De vez en cuando el cuerpo manda señales,
unas veces sutiles, otras veces no tanto, que nos recuerdan la materia de la
que estamos hechos; que no solo somos una mente consciente, una inteligencia
desarrollada, un espíritu cultivado, un alma inmortal; sino también un
esqueleto conformado por huesos susceptibles de quebrarse, un sistema
circulatorio capaz de colapsarse, unas vías respiratorias expuestas a
infecciones y un aparato digestivo que no solo se muestra sensible a nuestros
estados de ánimo.
El cuerpo, además, tiene memoria, y recuerda
los trances por los que ha tenido que atravesar o por los que lo hemos hecho
pasar; aunque nosotros, con el tiempo, no siempre seamos enteramente
conscientes de la experiencia sensible a la que hemos estado expuestos. No obstante, de vez en cuando, esa
experiencia deja alguna cicatriz, que nos ayuda a recordar más fácilmente una vivencia
de la que no siempre salimos incólumes.
En la parte final de Tempestades de acero, Junger hace un
repaso del número de heridas que habría sufrido durante la Gran Guerra. De
todas guarda una cicatriz, pero, a lo largo del libro, recuerda con mucha más
nitidez la experiencia del combate, las circunstancias que rodearon el momento
en que fue alcanzado por la metralla o un obús lo hizo volar por los aires o el
compañero de armas que lo acompañaba, esa mañana concreta en aquel tramo de
trinchera.
Supongo
que los soldados de verdad están rodeados de un aura que los hace parecer
invencibles. No importa que les falte un brazo o tengan que caminar ayudados
por una muleta. En cada cicatriz se muestra su tenacidad, su decidida vocación
de perdurar más allá de las adversidades, sin concesiones ni lamentos.

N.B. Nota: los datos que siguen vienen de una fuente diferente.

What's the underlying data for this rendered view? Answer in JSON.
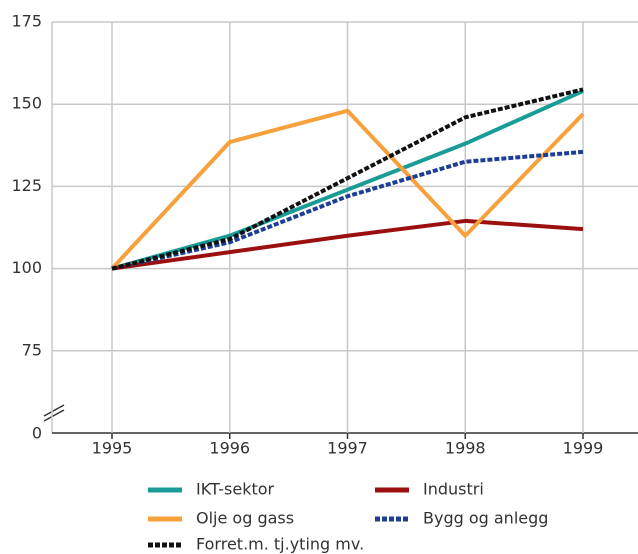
{
  "chart_data": {
    "type": "line",
    "x": [
      1995,
      1996,
      1997,
      1998,
      1999
    ],
    "xlim": [
      1995,
      1999
    ],
    "xticks": [
      1995,
      1996,
      1997,
      1998,
      1999
    ],
    "ylim": [
      50,
      175
    ],
    "yticks": [
      75,
      100,
      125,
      150,
      175
    ],
    "y_break_label": "0",
    "grid": true,
    "series": [
      {
        "name": "IKT-sektor",
        "color": "#1a9c96",
        "dashed": false,
        "values": [
          100,
          110,
          124,
          138,
          154
        ]
      },
      {
        "name": "Industri",
        "color": "#9b0f0f",
        "dashed": false,
        "values": [
          100,
          105,
          110,
          114.5,
          112
        ]
      },
      {
        "name": "Olje og gass",
        "color": "#f7a13c",
        "dashed": false,
        "values": [
          100,
          138.5,
          148,
          110,
          147
        ]
      },
      {
        "name": "Bygg og anlegg",
        "color": "#1c3f94",
        "dashed": true,
        "values": [
          100,
          108,
          122,
          132.5,
          135.5
        ]
      },
      {
        "name": "Forret.m. tj.yting mv.",
        "color": "#111111",
        "dashed": true,
        "values": [
          100,
          109,
          127.5,
          146,
          154.5
        ]
      }
    ]
  }
}
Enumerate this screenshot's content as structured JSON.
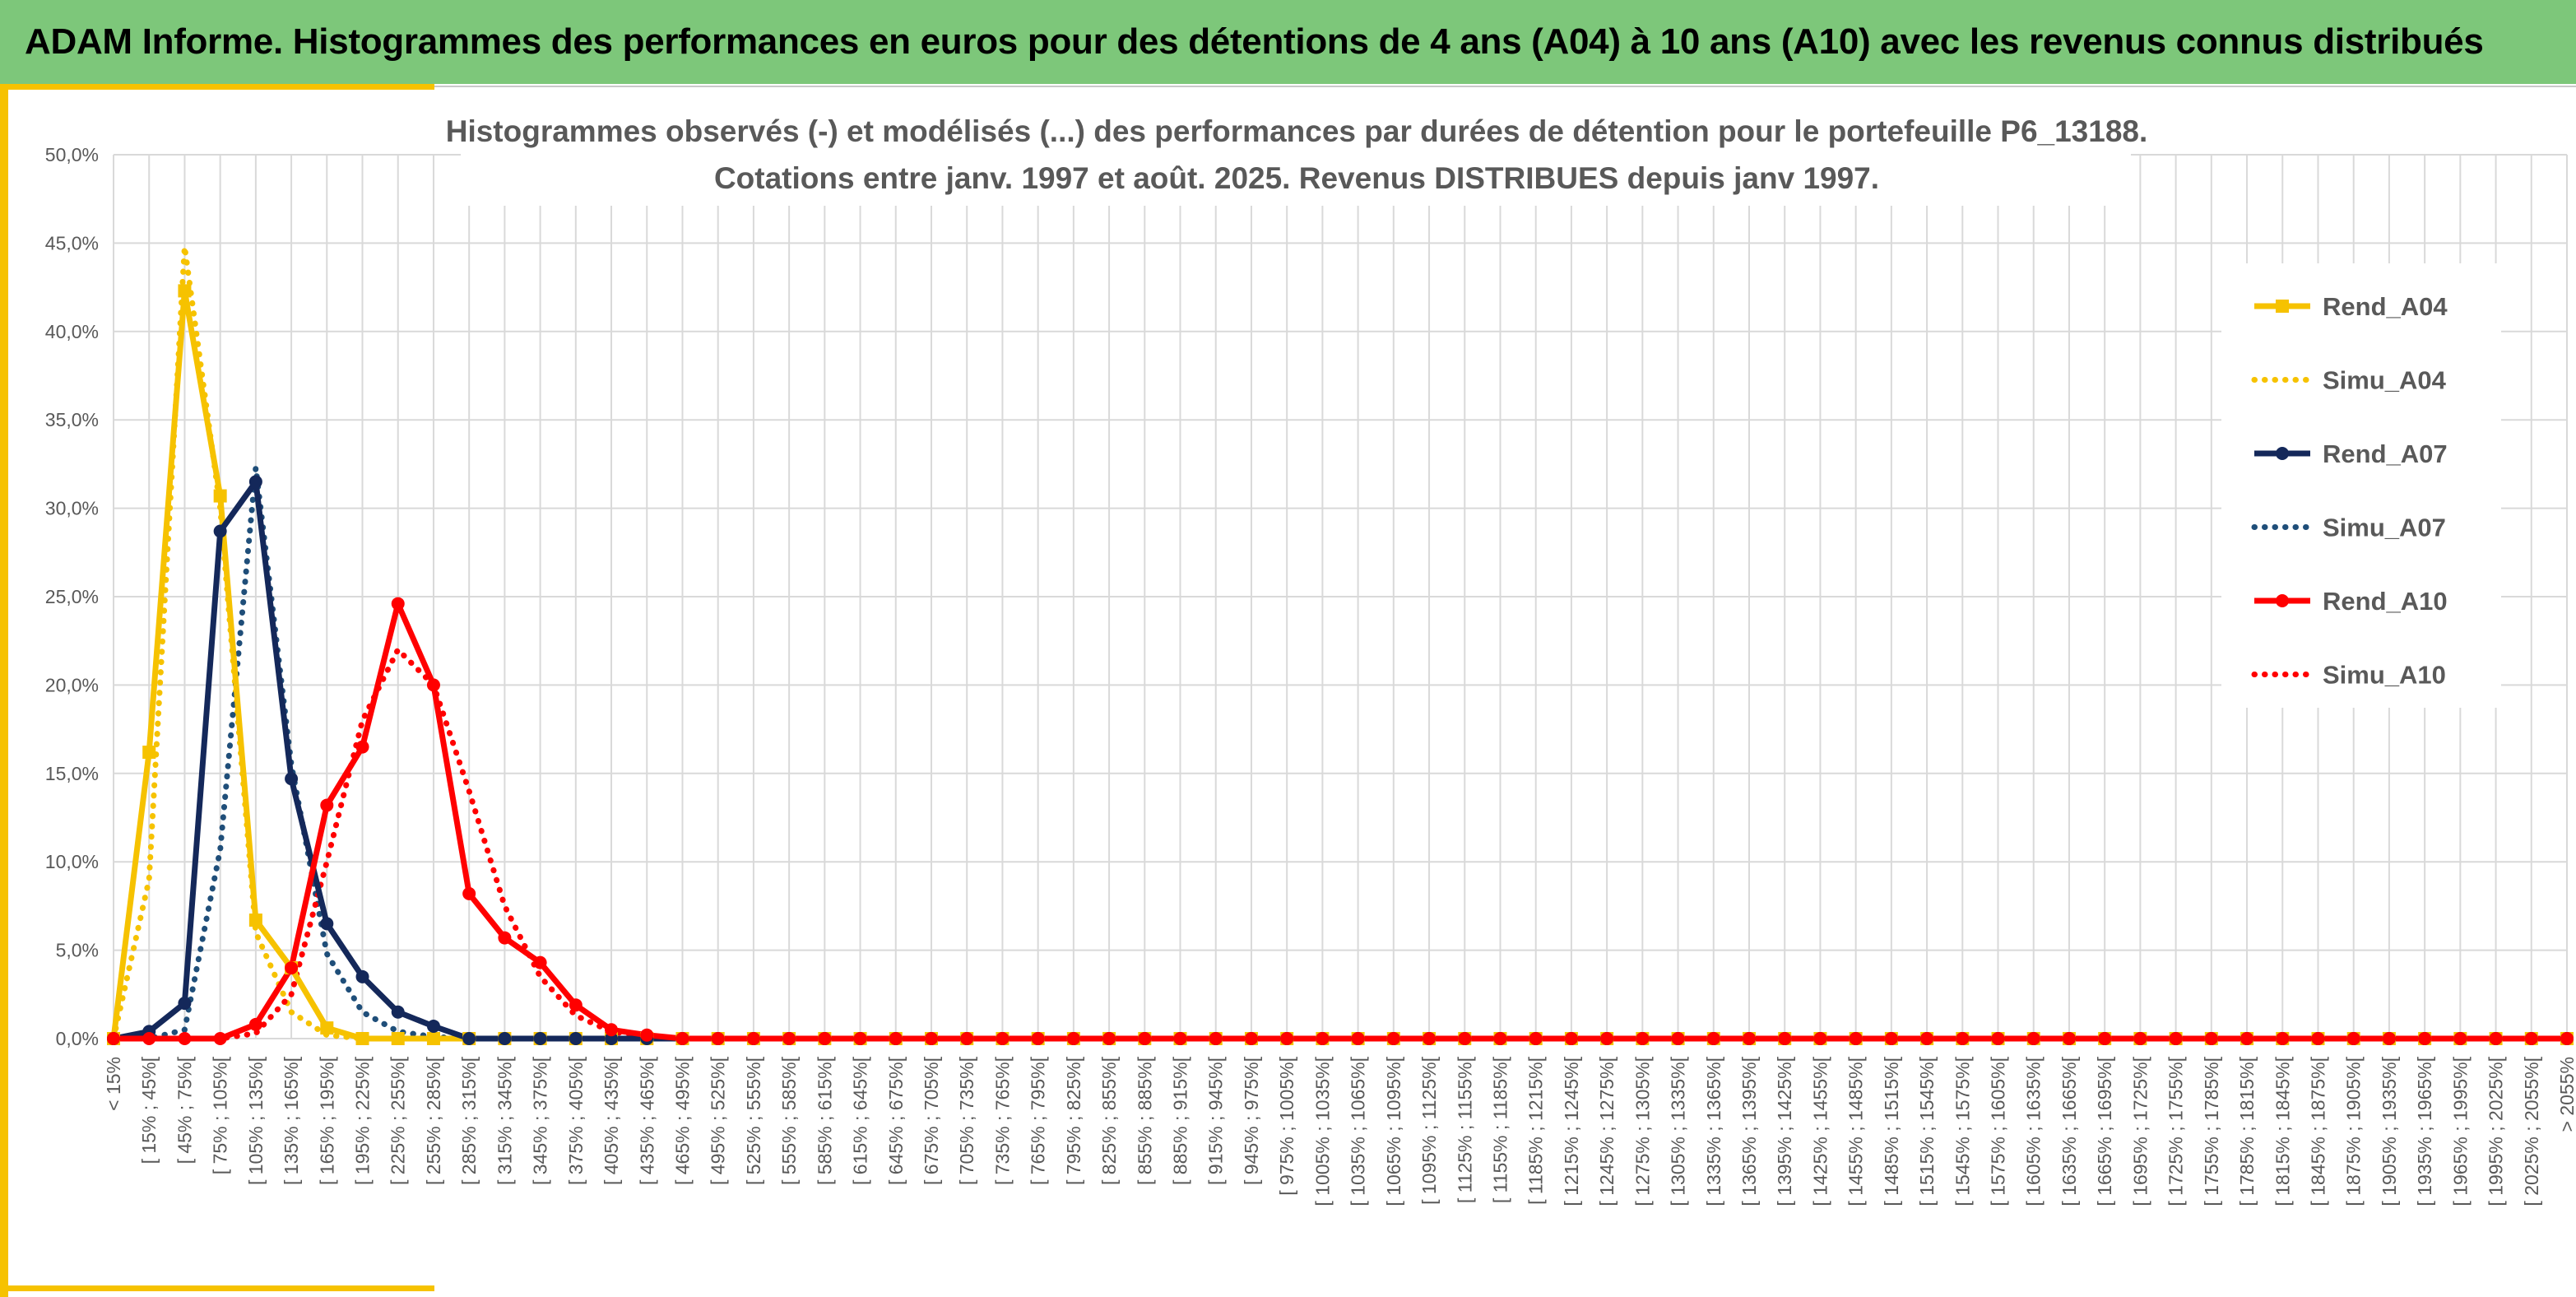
{
  "banner": {
    "title": "ADAM Informe. Histogrammes des performances en euros pour des détentions de 4 ans (A04) à 10 ans (A10) avec les revenus connus distribués"
  },
  "chart_data": {
    "type": "line",
    "title": [
      "Histogrammes observés (-) et modélisés (...) des performances par durées de détention pour le portefeuille P6_13188.",
      "Cotations entre janv. 1997 et août. 2025. Revenus DISTRIBUES depuis janv 1997."
    ],
    "xlabel": "",
    "ylabel": "",
    "ylim": [
      0,
      50
    ],
    "y_ticks": [
      "0,0%",
      "5,0%",
      "10,0%",
      "15,0%",
      "20,0%",
      "25,0%",
      "30,0%",
      "35,0%",
      "40,0%",
      "45,0%",
      "50,0%"
    ],
    "grid": true,
    "legend_position": "right",
    "categories": [
      "< 15%",
      "[ 15% ; 45%[",
      "[ 45% ; 75%[",
      "[ 75% ; 105%[",
      "[ 105% ; 135%[",
      "[ 135% ; 165%[",
      "[ 165% ; 195%[",
      "[ 195% ; 225%[",
      "[ 225% ; 255%[",
      "[ 255% ; 285%[",
      "[ 285% ; 315%[",
      "[ 315% ; 345%[",
      "[ 345% ; 375%[",
      "[ 375% ; 405%[",
      "[ 405% ; 435%[",
      "[ 435% ; 465%[",
      "[ 465% ; 495%[",
      "[ 495% ; 525%[",
      "[ 525% ; 555%[",
      "[ 555% ; 585%[",
      "[ 585% ; 615%[",
      "[ 615% ; 645%[",
      "[ 645% ; 675%[",
      "[ 675% ; 705%[",
      "[ 705% ; 735%[",
      "[ 735% ; 765%[",
      "[ 765% ; 795%[",
      "[ 795% ; 825%[",
      "[ 825% ; 855%[",
      "[ 855% ; 885%[",
      "[ 885% ; 915%[",
      "[ 915% ; 945%[",
      "[ 945% ; 975%[",
      "[ 975% ; 1005%[",
      "[ 1005% ; 1035%[",
      "[ 1035% ; 1065%[",
      "[ 1065% ; 1095%[",
      "[ 1095% ; 1125%[",
      "[ 1125% ; 1155%[",
      "[ 1155% ; 1185%[",
      "[ 1185% ; 1215%[",
      "[ 1215% ; 1245%[",
      "[ 1245% ; 1275%[",
      "[ 1275% ; 1305%[",
      "[ 1305% ; 1335%[",
      "[ 1335% ; 1365%[",
      "[ 1365% ; 1395%[",
      "[ 1395% ; 1425%[",
      "[ 1425% ; 1455%[",
      "[ 1455% ; 1485%[",
      "[ 1485% ; 1515%[",
      "[ 1515% ; 1545%[",
      "[ 1545% ; 1575%[",
      "[ 1575% ; 1605%[",
      "[ 1605% ; 1635%[",
      "[ 1635% ; 1665%[",
      "[ 1665% ; 1695%[",
      "[ 1695% ; 1725%[",
      "[ 1725% ; 1755%[",
      "[ 1755% ; 1785%[",
      "[ 1785% ; 1815%[",
      "[ 1815% ; 1845%[",
      "[ 1845% ; 1875%[",
      "[ 1875% ; 1905%[",
      "[ 1905% ; 1935%[",
      "[ 1935% ; 1965%[",
      "[ 1965% ; 1995%[",
      "[ 1995% ; 2025%[",
      "[ 2025% ; 2055%[",
      "> 2055%"
    ],
    "series": [
      {
        "name": "Rend_A04",
        "style": "solid",
        "marker": "square",
        "color": "#f6c200",
        "values": [
          0.0,
          16.2,
          42.3,
          30.7,
          6.7,
          4.0,
          0.6,
          0.0,
          0.0,
          0.0,
          0.0,
          0.0,
          0.0,
          0.0,
          0.0,
          0.0,
          0.0,
          0.0,
          0.0,
          0.0,
          0.0,
          0.0,
          0.0,
          0.0,
          0.0,
          0.0,
          0.0,
          0.0,
          0.0,
          0.0,
          0.0,
          0.0,
          0.0,
          0.0,
          0.0,
          0.0,
          0.0,
          0.0,
          0.0,
          0.0,
          0.0,
          0.0,
          0.0,
          0.0,
          0.0,
          0.0,
          0.0,
          0.0,
          0.0,
          0.0,
          0.0,
          0.0,
          0.0,
          0.0,
          0.0,
          0.0,
          0.0,
          0.0,
          0.0,
          0.0,
          0.0,
          0.0,
          0.0,
          0.0,
          0.0,
          0.0,
          0.0,
          0.0,
          0.0,
          0.0
        ]
      },
      {
        "name": "Simu_A04",
        "style": "dotted",
        "marker": "none",
        "color": "#f6c200",
        "values": [
          0.0,
          9.0,
          44.8,
          30.0,
          6.0,
          1.5,
          0.2,
          0.0,
          0.0,
          0.0,
          0.0,
          0.0,
          0.0,
          0.0,
          0.0,
          0.0,
          0.0,
          0.0,
          0.0,
          0.0,
          0.0,
          0.0,
          0.0,
          0.0,
          0.0,
          0.0,
          0.0,
          0.0,
          0.0,
          0.0,
          0.0,
          0.0,
          0.0,
          0.0,
          0.0,
          0.0,
          0.0,
          0.0,
          0.0,
          0.0,
          0.0,
          0.0,
          0.0,
          0.0,
          0.0,
          0.0,
          0.0,
          0.0,
          0.0,
          0.0,
          0.0,
          0.0,
          0.0,
          0.0,
          0.0,
          0.0,
          0.0,
          0.0,
          0.0,
          0.0,
          0.0,
          0.0,
          0.0,
          0.0,
          0.0,
          0.0,
          0.0,
          0.0,
          0.0,
          0.0
        ]
      },
      {
        "name": "Rend_A07",
        "style": "solid",
        "marker": "circle",
        "color": "#14285a",
        "values": [
          0.0,
          0.4,
          2.0,
          28.7,
          31.5,
          14.7,
          6.5,
          3.5,
          1.5,
          0.7,
          0.0,
          0.0,
          0.0,
          0.0,
          0.0,
          0.0,
          0.0,
          0.0,
          0.0,
          0.0,
          0.0,
          0.0,
          0.0,
          0.0,
          0.0,
          0.0,
          0.0,
          0.0,
          0.0,
          0.0,
          0.0,
          0.0,
          0.0,
          0.0,
          0.0,
          0.0,
          0.0,
          0.0,
          0.0,
          0.0,
          0.0,
          0.0,
          0.0,
          0.0,
          0.0,
          0.0,
          0.0,
          0.0,
          0.0,
          0.0,
          0.0,
          0.0,
          0.0,
          0.0,
          0.0,
          0.0,
          0.0,
          0.0,
          0.0,
          0.0,
          0.0,
          0.0,
          0.0,
          0.0,
          0.0,
          0.0,
          0.0,
          0.0,
          0.0,
          0.0
        ]
      },
      {
        "name": "Simu_A07",
        "style": "dotted",
        "marker": "none",
        "color": "#1f4e79",
        "values": [
          0.0,
          0.0,
          0.5,
          10.7,
          32.3,
          15.5,
          4.8,
          1.5,
          0.4,
          0.1,
          0.0,
          0.0,
          0.0,
          0.0,
          0.0,
          0.0,
          0.0,
          0.0,
          0.0,
          0.0,
          0.0,
          0.0,
          0.0,
          0.0,
          0.0,
          0.0,
          0.0,
          0.0,
          0.0,
          0.0,
          0.0,
          0.0,
          0.0,
          0.0,
          0.0,
          0.0,
          0.0,
          0.0,
          0.0,
          0.0,
          0.0,
          0.0,
          0.0,
          0.0,
          0.0,
          0.0,
          0.0,
          0.0,
          0.0,
          0.0,
          0.0,
          0.0,
          0.0,
          0.0,
          0.0,
          0.0,
          0.0,
          0.0,
          0.0,
          0.0,
          0.0,
          0.0,
          0.0,
          0.0,
          0.0,
          0.0,
          0.0,
          0.0,
          0.0,
          0.0
        ]
      },
      {
        "name": "Rend_A10",
        "style": "solid",
        "marker": "circle",
        "color": "#ff0000",
        "values": [
          0.0,
          0.0,
          0.0,
          0.0,
          0.8,
          4.0,
          13.2,
          16.5,
          24.6,
          20.0,
          8.2,
          5.7,
          4.3,
          1.9,
          0.5,
          0.2,
          0.0,
          0.0,
          0.0,
          0.0,
          0.0,
          0.0,
          0.0,
          0.0,
          0.0,
          0.0,
          0.0,
          0.0,
          0.0,
          0.0,
          0.0,
          0.0,
          0.0,
          0.0,
          0.0,
          0.0,
          0.0,
          0.0,
          0.0,
          0.0,
          0.0,
          0.0,
          0.0,
          0.0,
          0.0,
          0.0,
          0.0,
          0.0,
          0.0,
          0.0,
          0.0,
          0.0,
          0.0,
          0.0,
          0.0,
          0.0,
          0.0,
          0.0,
          0.0,
          0.0,
          0.0,
          0.0,
          0.0,
          0.0,
          0.0,
          0.0,
          0.0,
          0.0,
          0.0,
          0.0
        ]
      },
      {
        "name": "Simu_A10",
        "style": "dotted",
        "marker": "none",
        "color": "#ff0000",
        "values": [
          0.0,
          0.0,
          0.0,
          0.0,
          0.3,
          2.5,
          10.0,
          18.0,
          22.0,
          20.0,
          14.0,
          7.5,
          3.5,
          1.3,
          0.4,
          0.1,
          0.0,
          0.0,
          0.0,
          0.0,
          0.0,
          0.0,
          0.0,
          0.0,
          0.0,
          0.0,
          0.0,
          0.0,
          0.0,
          0.0,
          0.0,
          0.0,
          0.0,
          0.0,
          0.0,
          0.0,
          0.0,
          0.0,
          0.0,
          0.0,
          0.0,
          0.0,
          0.0,
          0.0,
          0.0,
          0.0,
          0.0,
          0.0,
          0.0,
          0.0,
          0.0,
          0.0,
          0.0,
          0.0,
          0.0,
          0.0,
          0.0,
          0.0,
          0.0,
          0.0,
          0.0,
          0.0,
          0.0,
          0.0,
          0.0,
          0.0,
          0.0,
          0.0,
          0.0,
          0.0
        ]
      }
    ]
  }
}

Las heridas cicatrizan más tarde o más
temprano. Pueden alterar la apariencia, dejar secuelas u obligar a cambiar de
hábitos, pero, por encima de cualquier otra cosa, recuerdan al que las ha
sufrido y también a los demás que fue capaz de vencer, demuestran que tras
la aparente fragilidad de su cuerpo reside un espíritu indomable y que muy por
encima de esa experiencia sensible y a veces dolorosa planea la voluntad
insobornable de gobernar la propia existencia.